Okay, listen writing on a moving train isn’t as romantic as I always imagined. Between the sway of the train, the loud voices and 1000 and one interruptions, its not the best place for some flow work.
I am on my way to Berlin. For work. On a Sunday evening. And so for a change, tomorrow morning when this lands up in your inbox, I will actually be awake. I will be on set! On a shoot! How exciting is that? My 30-year-old brain is not okay with the early call time or the need to travel before my morning coffee but the 20-year-old me is mega excited.
But I will tell you more about this next week.
This week it’s story time again!
It’s January 2015. It’s winter, the way it is winter in Bangalore. It’s sunny. The mornings are gentle, breezy and almost a little too cold. But nothing you can’t manage with a light jacket and a scarf. The nights are chilly, but not so much that you can’t go out on a date with a dress on. I am barely 22 and newly single. And I am all over the dating apps. Name one, I am on it.
And I do what all young people do ie. be extremely impulsive. I meet a boy, who can barely be called a man, on Tinder. We go on a couple of dates which always end up being fun in the way things are fun for drunk people in their early 20s. We stumble around affluent neighbourhoods, drinking orange vodka straight out of bottles, go dancing in clubs that charge you a cover unless you are coupled up and make out in cabs that I could barely afford.
A few days after the second date, we decide to go on a trip. Now, in hindsight, I see how dangerous that could have been for me. But I was all about raging hormones and thrill chasing so I use up my carefully saved up scholarship money and get a last minute air ticket to Kochi. I tell my family I am travelling with a friend, visiting “her” family. I tell my friends, I am meeting my family on a last-minute trip there. Not even my roommate, my closest friend at the time, has any idea about this adrenaline-fueled bad decision.
If I could describe the vibe of the trip in a song, it’s Conrad.
<this is when you scroll up, find it and play it.>
It is romantic, it is bittersweet and it almost felt like a fever dream.
This boy I barely knew for a week was suddenly in my bed.

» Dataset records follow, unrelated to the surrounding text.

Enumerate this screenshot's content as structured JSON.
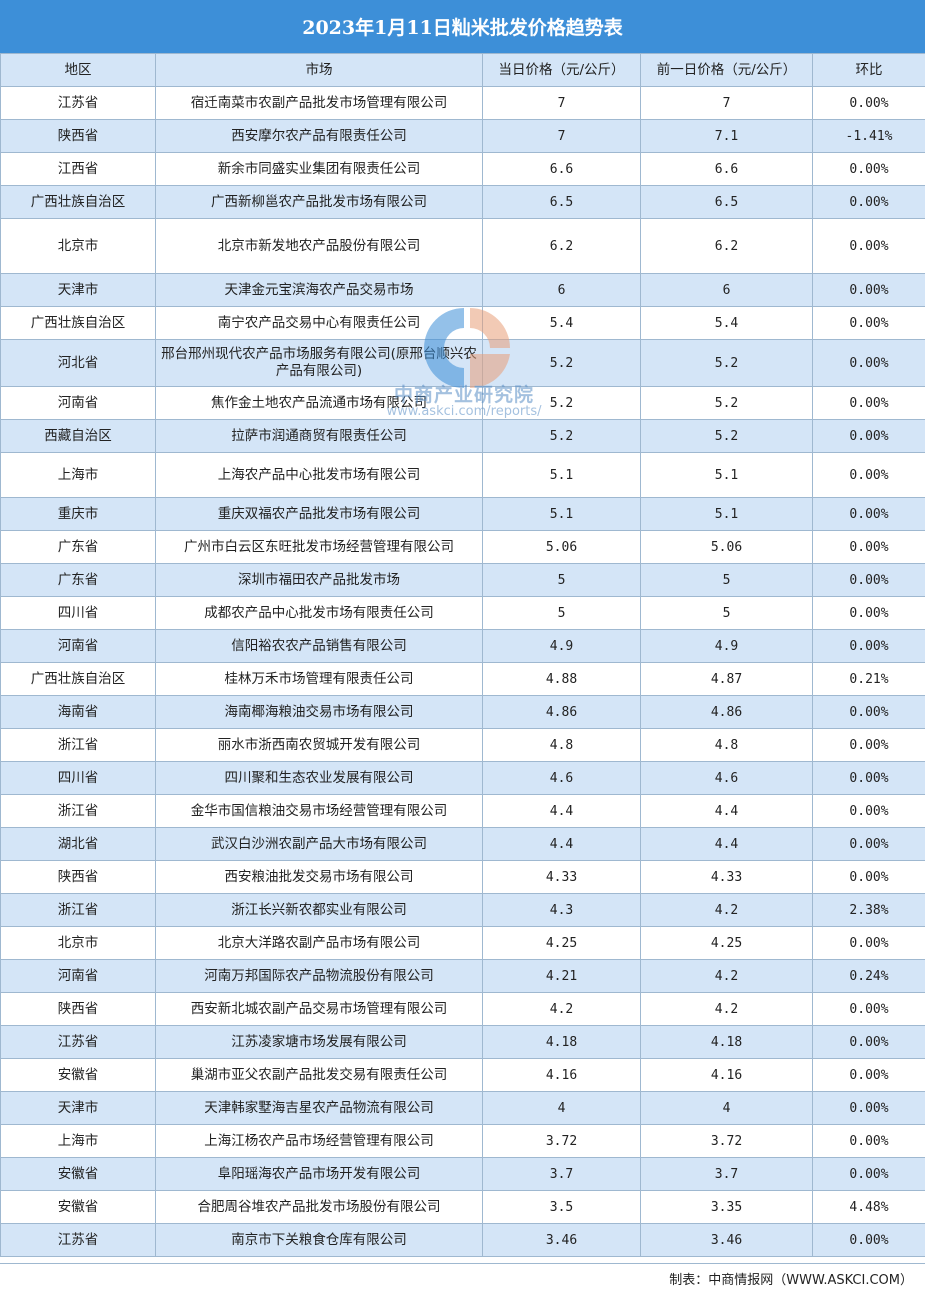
{
  "title": "2023年1月11日籼米批发价格趋势表",
  "columns": [
    "地区",
    "市场",
    "当日价格（元/公斤）",
    "前一日价格（元/公斤）",
    "环比"
  ],
  "rows": [
    [
      "江苏省",
      "宿迁南菜市农副产品批发市场管理有限公司",
      "7",
      "7",
      "0.00%"
    ],
    [
      "陕西省",
      "西安摩尔农产品有限责任公司",
      "7",
      "7.1",
      "-1.41%"
    ],
    [
      "江西省",
      "新余市同盛实业集团有限责任公司",
      "6.6",
      "6.6",
      "0.00%"
    ],
    [
      "广西壮族自治区",
      "广西新柳邕农产品批发市场有限公司",
      "6.5",
      "6.5",
      "0.00%"
    ],
    [
      "北京市",
      "北京市新发地农产品股份有限公司",
      "6.2",
      "6.2",
      "0.00%"
    ],
    [
      "天津市",
      "天津金元宝滨海农产品交易市场",
      "6",
      "6",
      "0.00%"
    ],
    [
      "广西壮族自治区",
      "南宁农产品交易中心有限责任公司",
      "5.4",
      "5.4",
      "0.00%"
    ],
    [
      "河北省",
      "邢台邢州现代农产品市场服务有限公司(原邢台顺兴农产品有限公司)",
      "5.2",
      "5.2",
      "0.00%"
    ],
    [
      "河南省",
      "焦作金土地农产品流通市场有限公司",
      "5.2",
      "5.2",
      "0.00%"
    ],
    [
      "西藏自治区",
      "拉萨市润通商贸有限责任公司",
      "5.2",
      "5.2",
      "0.00%"
    ],
    [
      "上海市",
      "上海农产品中心批发市场有限公司",
      "5.1",
      "5.1",
      "0.00%"
    ],
    [
      "重庆市",
      "重庆双福农产品批发市场有限公司",
      "5.1",
      "5.1",
      "0.00%"
    ],
    [
      "广东省",
      "广州市白云区东旺批发市场经营管理有限公司",
      "5.06",
      "5.06",
      "0.00%"
    ],
    [
      "广东省",
      "深圳市福田农产品批发市场",
      "5",
      "5",
      "0.00%"
    ],
    [
      "四川省",
      "成都农产品中心批发市场有限责任公司",
      "5",
      "5",
      "0.00%"
    ],
    [
      "河南省",
      "信阳裕农农产品销售有限公司",
      "4.9",
      "4.9",
      "0.00%"
    ],
    [
      "广西壮族自治区",
      "桂林万禾市场管理有限责任公司",
      "4.88",
      "4.87",
      "0.21%"
    ],
    [
      "海南省",
      "海南椰海粮油交易市场有限公司",
      "4.86",
      "4.86",
      "0.00%"
    ],
    [
      "浙江省",
      "丽水市浙西南农贸城开发有限公司",
      "4.8",
      "4.8",
      "0.00%"
    ],
    [
      "四川省",
      "四川聚和生态农业发展有限公司",
      "4.6",
      "4.6",
      "0.00%"
    ],
    [
      "浙江省",
      "金华市国信粮油交易市场经营管理有限公司",
      "4.4",
      "4.4",
      "0.00%"
    ],
    [
      "湖北省",
      "武汉白沙洲农副产品大市场有限公司",
      "4.4",
      "4.4",
      "0.00%"
    ],
    [
      "陕西省",
      "西安粮油批发交易市场有限公司",
      "4.33",
      "4.33",
      "0.00%"
    ],
    [
      "浙江省",
      "浙江长兴新农都实业有限公司",
      "4.3",
      "4.2",
      "2.38%"
    ],
    [
      "北京市",
      "北京大洋路农副产品市场有限公司",
      "4.25",
      "4.25",
      "0.00%"
    ],
    [
      "河南省",
      "河南万邦国际农产品物流股份有限公司",
      "4.21",
      "4.2",
      "0.24%"
    ],
    [
      "陕西省",
      "西安新北城农副产品交易市场管理有限公司",
      "4.2",
      "4.2",
      "0.00%"
    ],
    [
      "江苏省",
      "江苏凌家塘市场发展有限公司",
      "4.18",
      "4.18",
      "0.00%"
    ],
    [
      "安徽省",
      "巢湖市亚父农副产品批发交易有限责任公司",
      "4.16",
      "4.16",
      "0.00%"
    ],
    [
      "天津市",
      "天津韩家墅海吉星农产品物流有限公司",
      "4",
      "4",
      "0.00%"
    ],
    [
      "上海市",
      "上海江杨农产品市场经营管理有限公司",
      "3.72",
      "3.72",
      "0.00%"
    ],
    [
      "安徽省",
      "阜阳瑶海农产品市场开发有限公司",
      "3.7",
      "3.7",
      "0.00%"
    ],
    [
      "安徽省",
      "合肥周谷堆农产品批发市场股份有限公司",
      "3.5",
      "3.35",
      "4.48%"
    ],
    [
      "江苏省",
      "南京市下关粮食仓库有限公司",
      "3.46",
      "3.46",
      "0.00%"
    ]
  ],
  "footer": "制表：中商情报网（WWW.ASKCI.COM）",
  "watermark": {
    "name": "中商产业研究院",
    "url": "www.askci.com/reports/"
  },
  "colors": {
    "header_blue": "#3d8fd8",
    "stripe_blue": "#d4e5f7",
    "border": "#9fb8d0"
  }
}
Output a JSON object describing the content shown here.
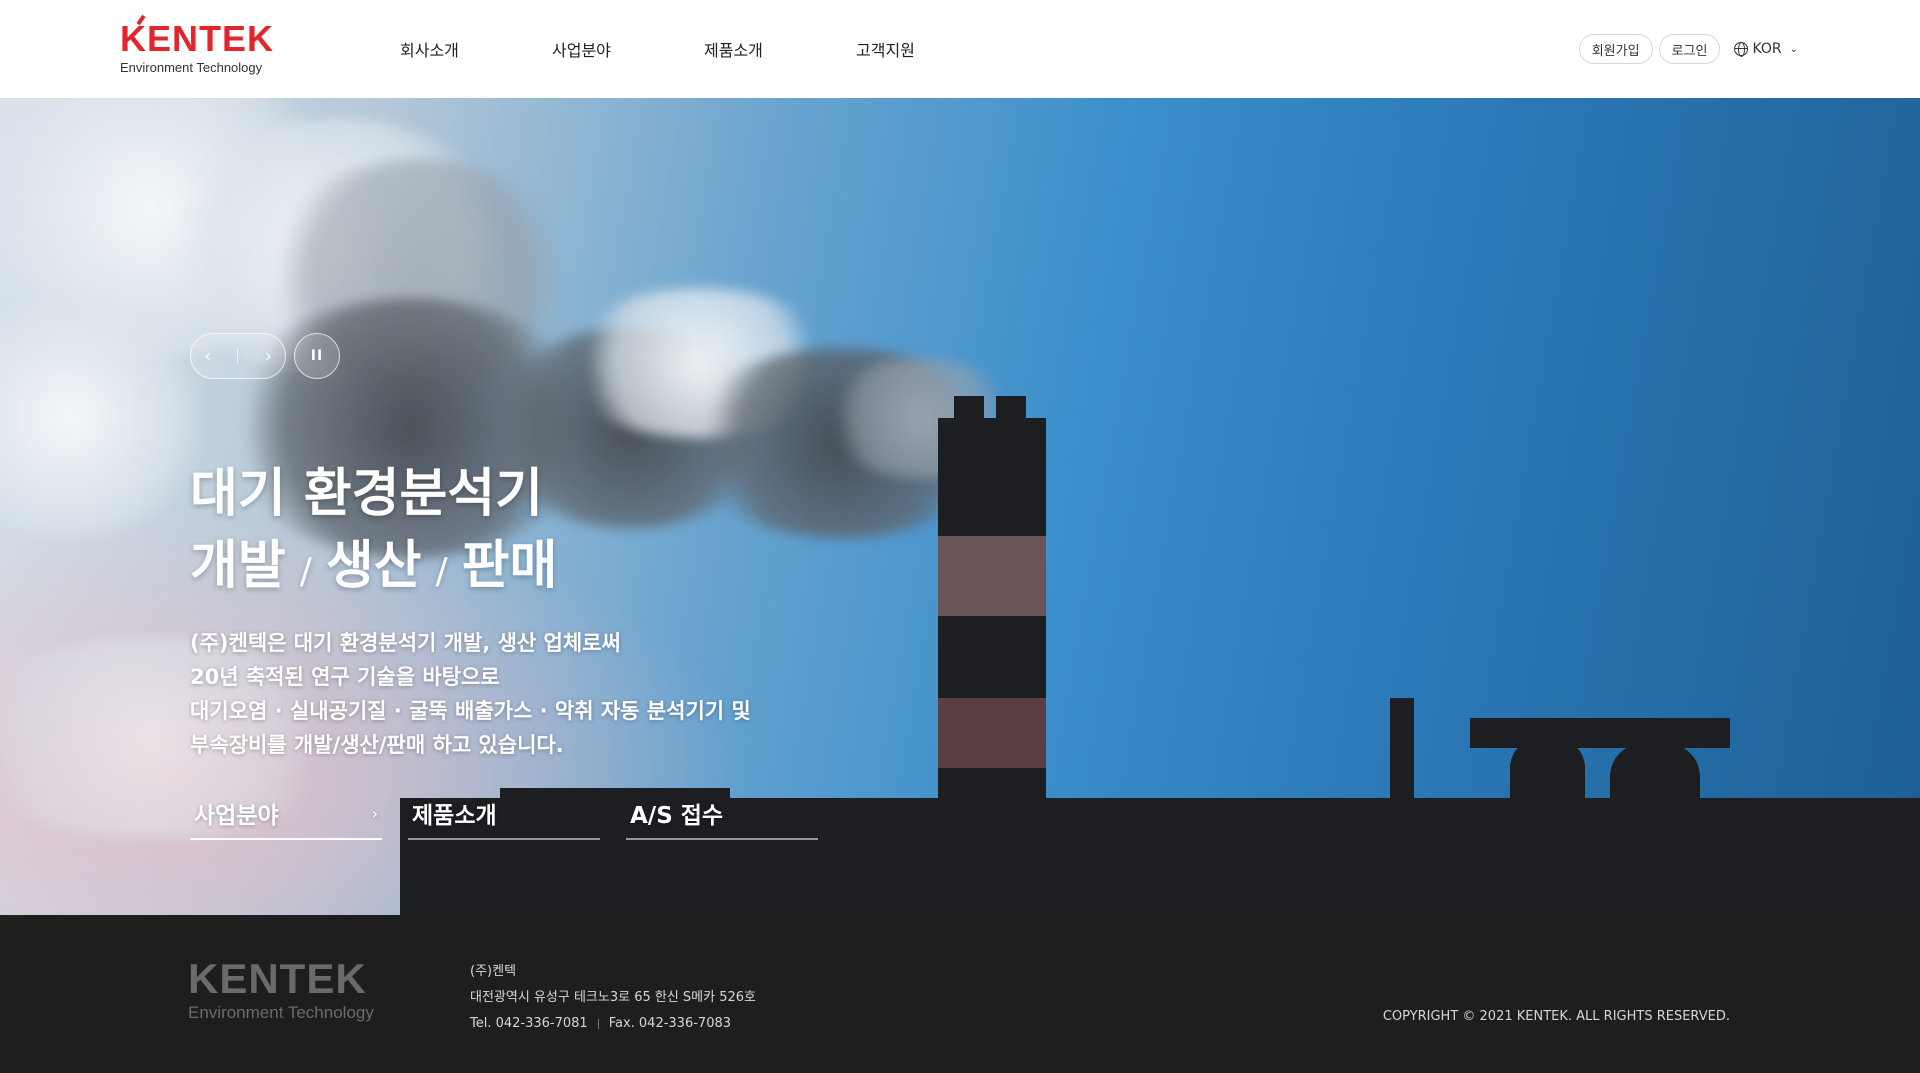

Speaking terrible German with the unassuming family sharing our Airbnb apartment. Stealing their children’s chocolates. Driving around empty streets on our rented scooter. Getting lost on the way back from the beach. Being admonished by the police for being out by the water too late in the night, salt water dripping down our hair, sand filling our shoes.
This didn’t end well. Just as these things never end well.
But I carried a residue of this whirlwind affair around with me for years. A couple of months ago, in a different continent in the middle of summer, I was in a crowded outdoor venue with a group of women I had just met and teared up when Ben sang Conrad.
I was 22 again, I barely knew myself, I was lost on Kochi streets, I was uncomfortable in my body, I was leaning back from the passenger seat of a hired Scooty, I was being mistaken as the wife of a person I barely knew, I was holding a camera, clicking photos of this boy I idolized, eating a meal way out of my budget, crying into the seat of an expensive last minute semi-sleeper to Bangalore, crying, crying and crying some more.
But I was also 30, I was happy, I was thinking about my partner who I sometimes exile to the living room because he snores too loud. I was whole, secure in my identity, in a way no insecure boy can mess with again.
I had treasured this unintentional gift of Ben’s music for years. Standing at that concert, my feet aching from swaying to the songs, my clothes sweaty, my heart full, I finally loved Ben Howard for myself. Not for that trip, not for the memories of a boy I had left behind in the winter of 2015, not for what my idea of romance would be.
You could call this closure. Eight years due.
Thanks, Ben.
Until next time relistening to all of Ben’s Discography, making my own memories,
<3 I teared up reading this I swear.